I got all trendy a couple of weekends ago.
First, I got suspended from Twitter, which made me immensely proud. The previous day I had written some software to automatically post messages to Twitter for a work project, and Twitter shut it down for violating their terms of service in less than 24 hours. Suspended from Twitter! I feel so modern! I haven't been that proud since I got banned from blackjack.
The other trendy thing I did was to buy a pair of these ridiculous looking running shoes.
There's a school of thought that says that normal modern running shoes are the exact opposite of what our body needs when we go running. They believe that humans evolved to become excellent long distance runners as-is, and by encasing our feet in normal running shoes, we're altering our gait and preventing our body from doing what it's designed to do. Even companies like Nike are making entire lines of thin-soled shoes, and it's easy to find articles about barefoot running. It's what all the cool people are doing now!
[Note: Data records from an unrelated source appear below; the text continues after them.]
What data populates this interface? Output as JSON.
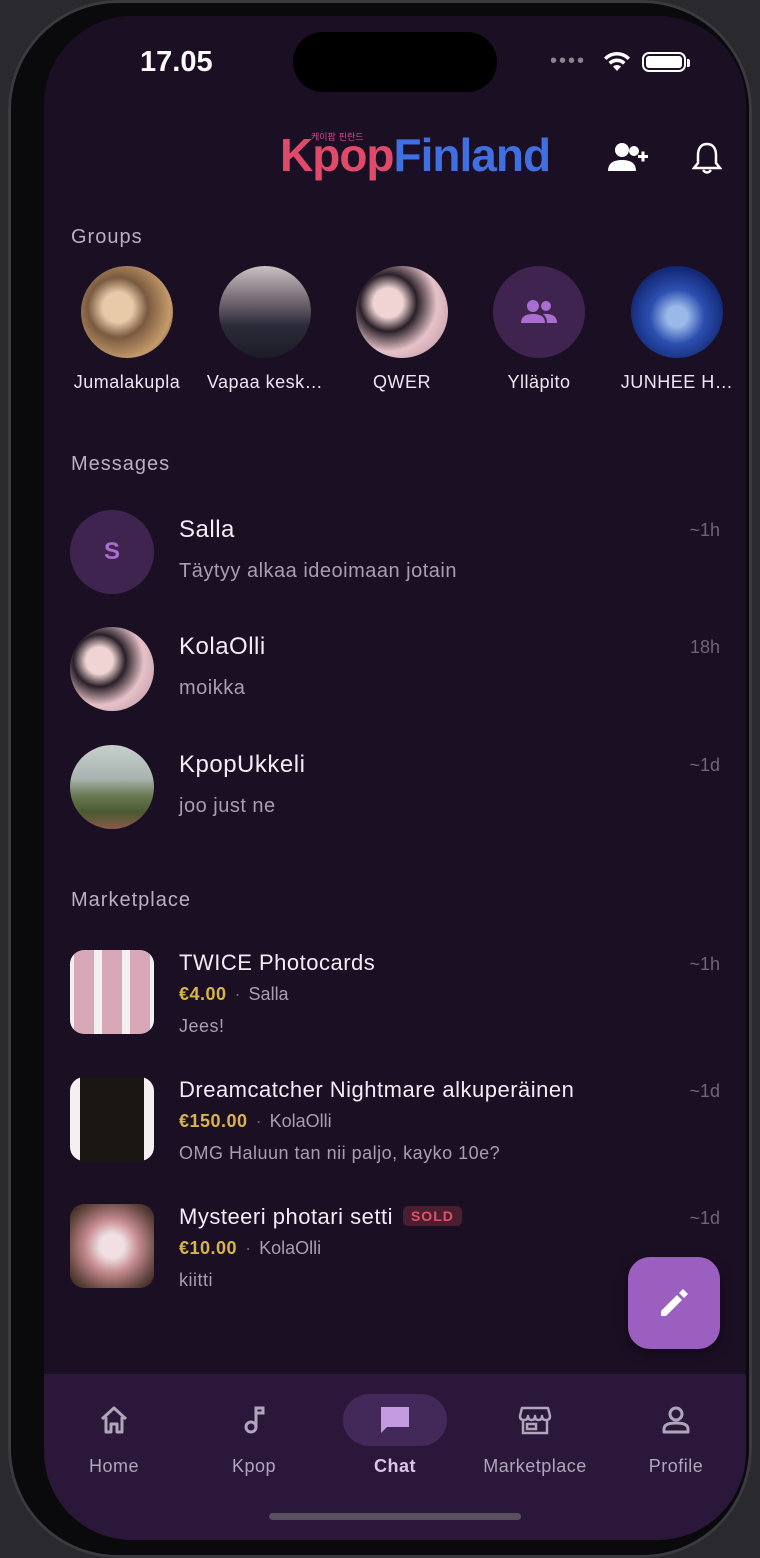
{
  "status_bar": {
    "time": "17.05"
  },
  "header": {
    "logo_kpop": "Kpop",
    "logo_finland": "Finland",
    "logo_korean": "케이팝 핀란드"
  },
  "groups": {
    "label": "Groups",
    "items": [
      {
        "name": "Jumalakupla"
      },
      {
        "name": "Vapaa kesk…"
      },
      {
        "name": "QWER"
      },
      {
        "name": "Ylläpito"
      },
      {
        "name": "JUNHEE H…"
      }
    ]
  },
  "messages": {
    "label": "Messages",
    "items": [
      {
        "initial": "S",
        "name": "Salla",
        "preview": "Täytyy alkaa ideoimaan jotain",
        "time": "~1h"
      },
      {
        "name": "KolaOlli",
        "preview": "moikka",
        "time": "18h"
      },
      {
        "name": "KpopUkkeli",
        "preview": "joo just ne",
        "time": "~1d"
      }
    ]
  },
  "marketplace": {
    "label": "Marketplace",
    "items": [
      {
        "title": "TWICE Photocards",
        "price": "€4.00",
        "seller": "Salla",
        "last": "Jees!",
        "time": "~1h"
      },
      {
        "title": "Dreamcatcher Nightmare alkuperäinen",
        "price": "€150.00",
        "seller": "KolaOlli",
        "last": "OMG Haluun tan nii paljo, kayko 10e?",
        "time": "~1d"
      },
      {
        "title": "Mysteeri photari setti",
        "badge": "SOLD",
        "price": "€10.00",
        "seller": "KolaOlli",
        "last": "kiitti",
        "time": "~1d"
      }
    ]
  },
  "tabs": [
    {
      "label": "Home",
      "icon": "home-icon"
    },
    {
      "label": "Kpop",
      "icon": "music-note-icon"
    },
    {
      "label": "Chat",
      "icon": "chat-icon",
      "active": true
    },
    {
      "label": "Marketplace",
      "icon": "store-icon"
    },
    {
      "label": "Profile",
      "icon": "person-icon"
    }
  ],
  "colors": {
    "accent": "#9b5fc0",
    "background": "#1b0f24",
    "price": "#d9b44a",
    "sold": "#e0526c"
  }
}
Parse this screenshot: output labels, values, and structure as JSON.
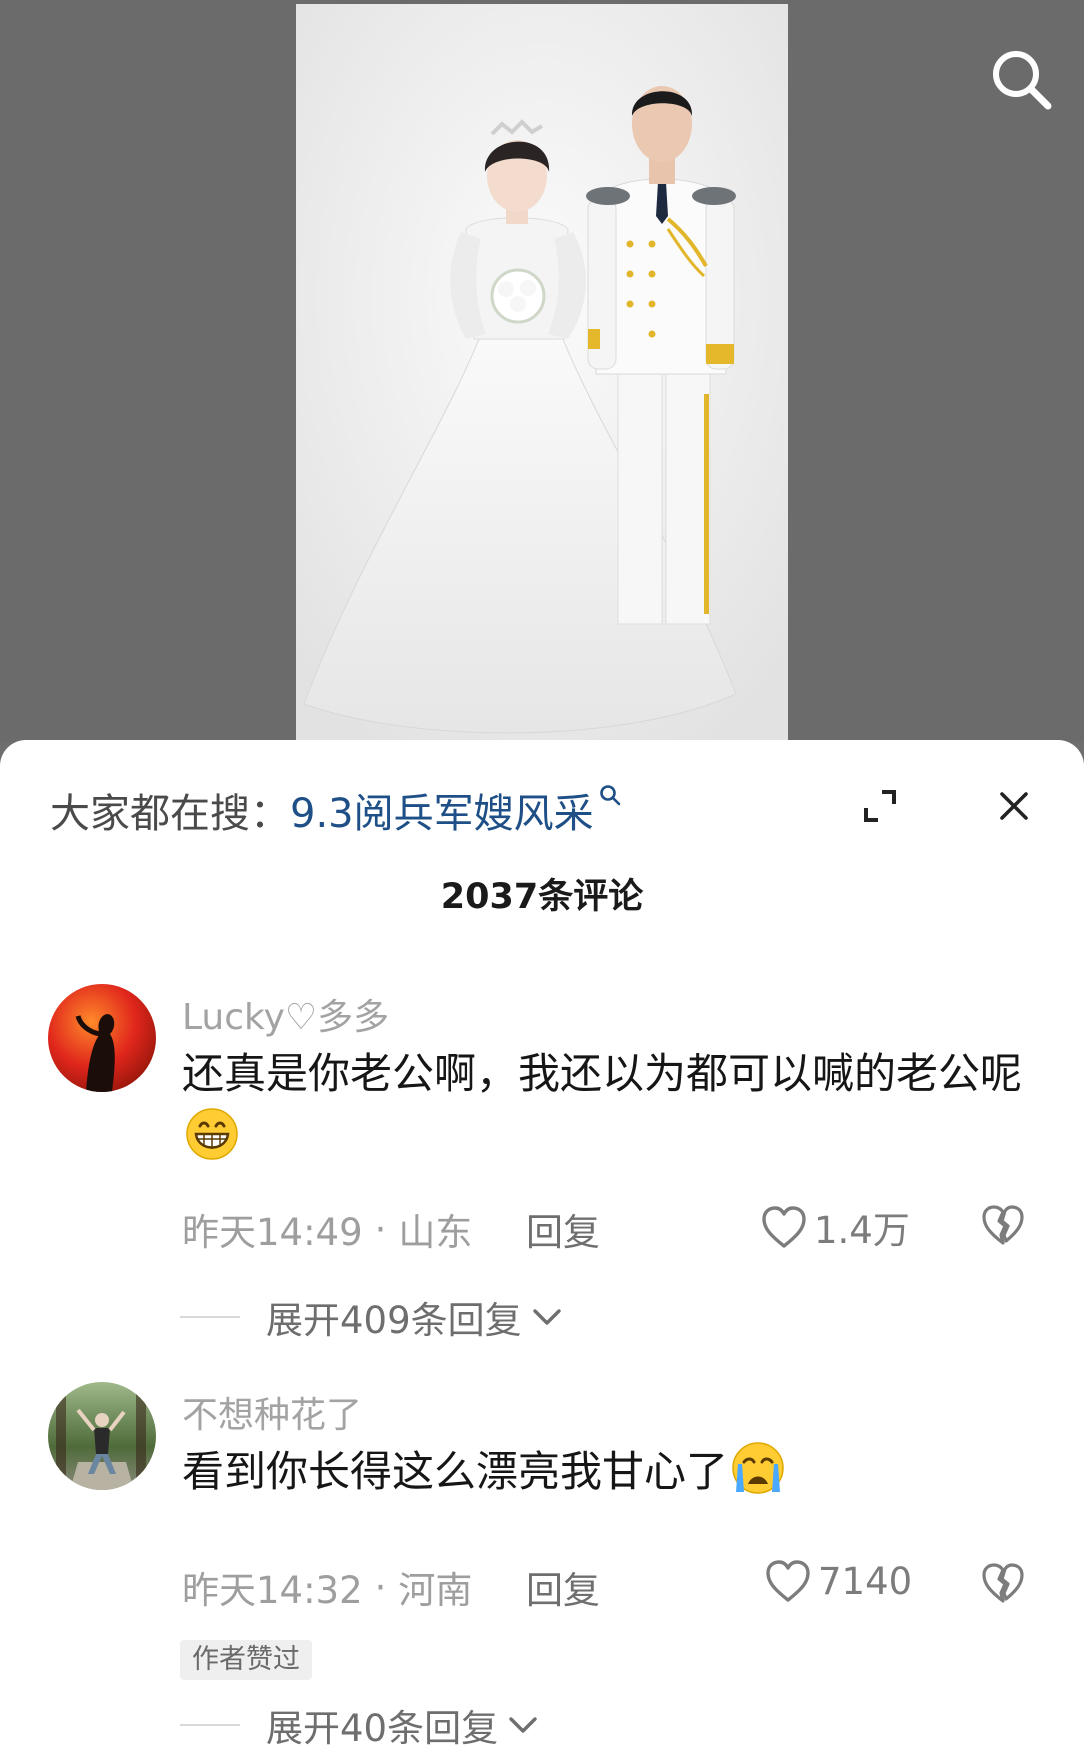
{
  "hot_search": {
    "prefix": "大家都在搜：",
    "term": "9.3阅兵军嫂风采"
  },
  "comments_header": {
    "count_label": "2037条评论"
  },
  "comments": [
    {
      "username": "Lucky♡多多",
      "text": "还真是你老公啊，我还以为都可以喊的老公呢",
      "emoji": "grinning-face-emoji",
      "time": "昨天14:49",
      "location": "山东",
      "reply_label": "回复",
      "likes": "1.4万",
      "expand_label": "展开409条回复"
    },
    {
      "username": "不想种花了",
      "text": "看到你长得这么漂亮我甘心了",
      "emoji": "crying-face-emoji",
      "time": "昨天14:32",
      "location": "河南",
      "reply_label": "回复",
      "likes": "7140",
      "badge": "作者赞过",
      "expand_label": "展开40条回复"
    }
  ],
  "colors": {
    "link_blue": "#1e4f86",
    "muted_text": "#9e9e9e",
    "backdrop": "#6b6b6b"
  },
  "icons": [
    "search-icon",
    "expand-icon",
    "close-icon",
    "heart-icon",
    "broken-heart-icon",
    "chevron-down-icon"
  ]
}
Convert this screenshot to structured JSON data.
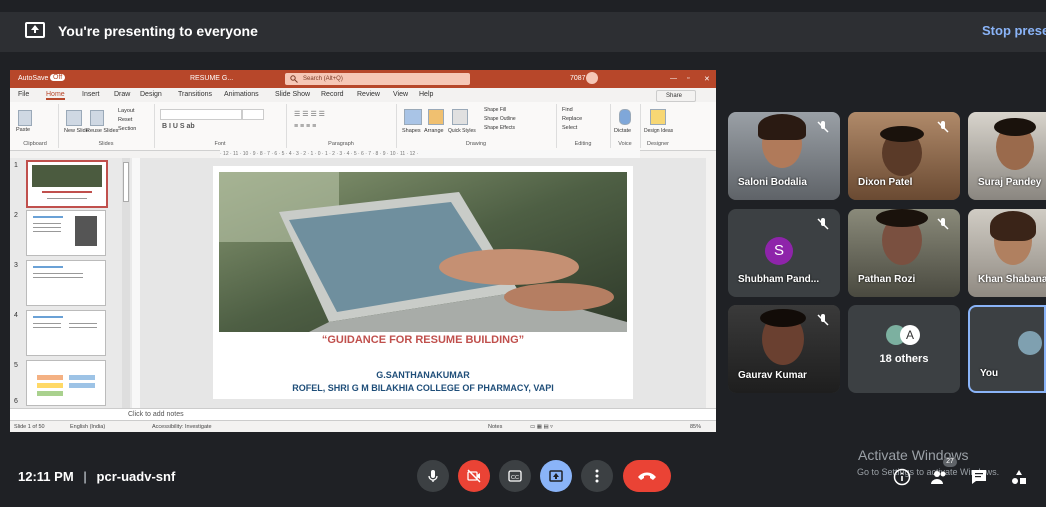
{
  "topbar": {
    "presenting_text": "You're presenting to everyone",
    "stop_label": "Stop presenting"
  },
  "powerpoint": {
    "title_left": "AutoSave",
    "toggle": "Off",
    "doc_title": "RESUME G...",
    "search_placeholder": "Search (Alt+Q)",
    "user": "7087",
    "menu": [
      "File",
      "Home",
      "Insert",
      "Draw",
      "Design",
      "Transitions",
      "Animations",
      "Slide Show",
      "Record",
      "Review",
      "View",
      "Help"
    ],
    "share_label": "Share",
    "ribbon_groups": [
      "Clipboard",
      "Slides",
      "Font",
      "Paragraph",
      "Drawing",
      "Editing",
      "Voice",
      "Designer"
    ],
    "ribbon_items": {
      "paste": "Paste",
      "new_slide": "New Slide",
      "reuse_slides": "Reuse Slides",
      "layout": "Layout",
      "reset": "Reset",
      "section": "Section",
      "shapes": "Shapes",
      "arrange": "Arrange",
      "quick_styles": "Quick Styles",
      "shape_fill": "Shape Fill",
      "shape_outline": "Shape Outline",
      "shape_effects": "Shape Effects",
      "find": "Find",
      "replace": "Replace",
      "select": "Select",
      "dictate": "Dictate",
      "design_ideas": "Design Ideas"
    },
    "ruler_text": "· 12 · 11 · 10 · 9 · 8 · 7 · 6 · 5 · 4 · 3 · 2 · 1 · 0 · 1 · 2 · 3 · 4 · 5 · 6 · 7 · 8 · 9 · 10 · 11 · 12 ·",
    "thumb_numbers": [
      "1",
      "2",
      "3",
      "4",
      "5",
      "6"
    ],
    "slide": {
      "title": "“GUIDANCE FOR RESUME BUILDING”",
      "author": "G.SANTHANAKUMAR",
      "affiliation": "ROFEL, SHRI G M BILAKHIA COLLEGE OF PHARMACY, VAPI"
    },
    "notes_placeholder": "Click to add notes",
    "status": {
      "slide_of": "Slide 1 of 50",
      "language": "English (India)",
      "accessibility": "Accessibility: Investigate",
      "notes": "Notes",
      "zoom": "85%"
    }
  },
  "participants": [
    {
      "name": "Saloni Bodalia",
      "muted": true
    },
    {
      "name": "Dixon Patel",
      "muted": true
    },
    {
      "name": "Suraj Pandey",
      "muted": false
    },
    {
      "name": "Shubham Pand...",
      "muted": true,
      "initial": "S"
    },
    {
      "name": "Pathan Rozi",
      "muted": true
    },
    {
      "name": "Khan Shabana",
      "muted": false
    },
    {
      "name": "Gaurav Kumar",
      "muted": true
    },
    {
      "name": "18 others",
      "initial": "A"
    },
    {
      "name": "You"
    }
  ],
  "bottombar": {
    "time": "12:11 PM",
    "separator": "|",
    "meeting_code": "pcr-uadv-snf",
    "people_count": "27"
  },
  "windows_watermark": {
    "line1": "Activate Windows",
    "line2": "Go to Settings to activate Windows."
  },
  "colors": {
    "brand_red": "#ea4335",
    "accent_blue": "#8ab4f8",
    "ppt_red": "#b7472a",
    "avatar_purple": "#8e24aa"
  }
}
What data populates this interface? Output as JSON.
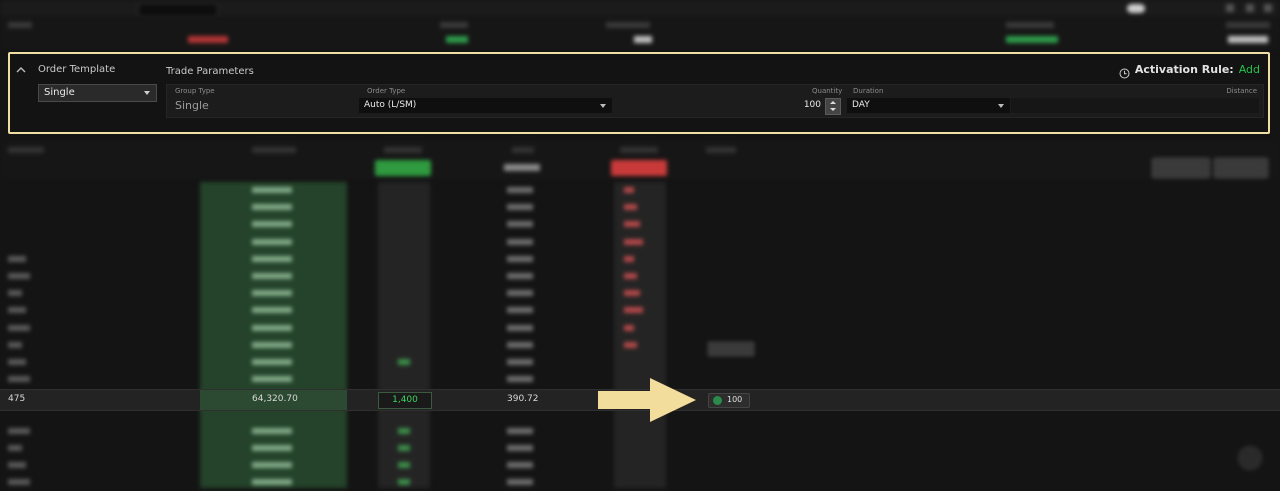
{
  "order_panel": {
    "order_template_label": "Order Template",
    "order_template_value": "Single",
    "trade_parameters_label": "Trade Parameters",
    "activation_rule_label": "Activation Rule:",
    "activation_rule_add": "Add",
    "fields": {
      "group_type_label": "Group Type",
      "group_type_value": "Single",
      "order_type_label": "Order Type",
      "order_type_value": "Auto (L/SM)",
      "quantity_label": "Quantity",
      "quantity_value": "100",
      "duration_label": "Duration",
      "duration_value": "DAY",
      "distance_label": "Distance"
    }
  },
  "ladder": {
    "current_row": {
      "volume": "475",
      "price": "64,320.70",
      "buy_size": "1,400",
      "mark": "390.72",
      "order_qty": "100"
    }
  },
  "colors": {
    "highlight_border": "#f0dfa2",
    "arrow": "#f3dd9d",
    "add_link": "#27c14a",
    "buy_size": "#3fd65c",
    "green_column": "#24432a"
  }
}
Barefoot running in an urban environment probably isn't the safest thing to do (unless your feet are rusty-nail proof), so I bought the next best thing, these Vibram "Five Finger" shoes that theoretically allow my toes to grip while I run, and ensure that I run in the type of gait that my body has evolved to perform. Of course anyone who has ever actually seen my awkward and twisted running style would immediately and correctly point out that my specific body has not evolved to perform any type of running, but that won't stop me from throwing money at the problem.
I busted these babies out for a run a week ago and promptly injured myself. Turns out, if I start running a new way, utilizing any of my hundreds of under-developed muscles, I've got to start really slowly. Despite reading a dozen articles explaining that to me, I still overdid it my first time out and temporarily hobbled myself. I'll be back at it in a week or two though.
For what it's worth, it is pretty damn amusing walking down the street in these things and have people gawk at your feet as you go by. Maybe they're not actually thinking that I'm cool, but we know better.
Hell, I'd "tweet" about it if I could.